My grandmom is an interesting lady. She once told a mobster to stop calling my grandfather or she'd call the police, she can out dance anyone I know, and she got bored with making her own bootleg limoncello before it was hip to home brew.
When we were younger and my family drove down to spend a few days or she came up to our house, suitable grandmother/grandchild activities included happy hour while listening to the Rat Pack and drinking Shirley Temples and playing poker. I could tell you what hands beat a full house before I made it to second grade. After my sister and brother and I went to bed, my parents would stay up and play cards with her, too.
It's not that my grandmom doesn't do things considered typical grandmother things for her generation. In fact, she excels at sewing, her house is always immaculate, and she once attempted to teach me to crochet while she was up for a weekend visit. I wasn't an apt enough pupil, and we stopped to play cards.
She did, however, enlist our help in the kitchen, whether we were visiting her or she was visitng us.. We had to eat everyday, so she didn't eschew this particular task. She would set us to sorting through lentils or snapping the ends off of green beans.
One of the worst tasks that she had for us was helping with gnocchi. First of all, I'm not terribly partial to gnochhi. Secondly, we had to help peel the potatoes. Which doesn't sound too awful. Except that first she would bake the potatoes and we'd have to peel them hot. By the time we were finished, our hands would be bright red and burning. Grandmom would take the potatoes and put them through a ricer, while the rest of us went of to stick our hands in ice.

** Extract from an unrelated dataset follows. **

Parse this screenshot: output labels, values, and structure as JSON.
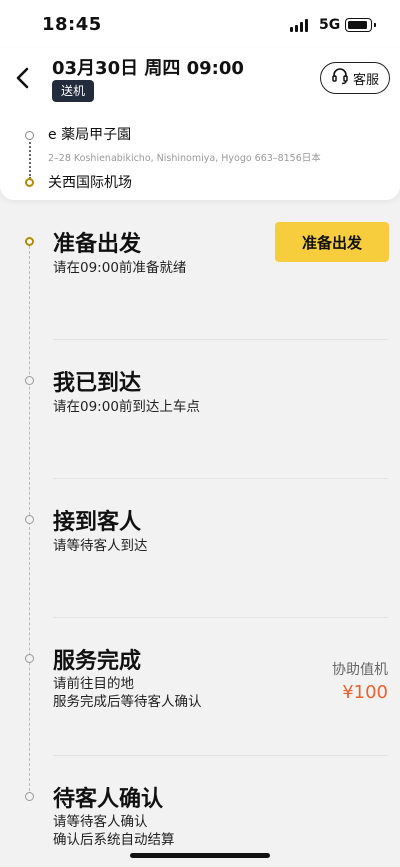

As I was describing the process to my husband one day, he asked why the potatoes had to be peeled hot. He's an engineer, and "Because my grandmother said so" wasn't really a good enough answer for him. It was all I had. In flipping through the food network one day, someone was making gnocchi. The chef also said the potatoes had to be peeled hot, and had an actual reason why. I don't remember what it was, but Grandmom was vindicated.
The biggest problem with gnocchi is that even after enduring first degree burns, ricing the potatoes, making the dough, cutting the gnocchi, and rolling it down the back of a fork to give it ridges, it might not work. Too much flour, and the gnocchi will be too heavy and dense. Too little flour, and the gnocchi won't hold together in boiling water.
Of course, my grandmother doesn't have a recipe. She can't tell us how many potatoes she uses, or how much flour or anything like that. In truth, she adjusts these things based on the number of people she's cooking for and the humidity. She does it all by the feel of the dough. And, even after decades of cooking, she still gets nervous making them that they won't "come good." She always has pasta waiting as back-up. And you know, I never remember her using that pasta. She always had it, and always there was that moment of trepidation as she dropped the gnocchi into the boiling water. But we always went back to playing cards with bellies full of gnocchi.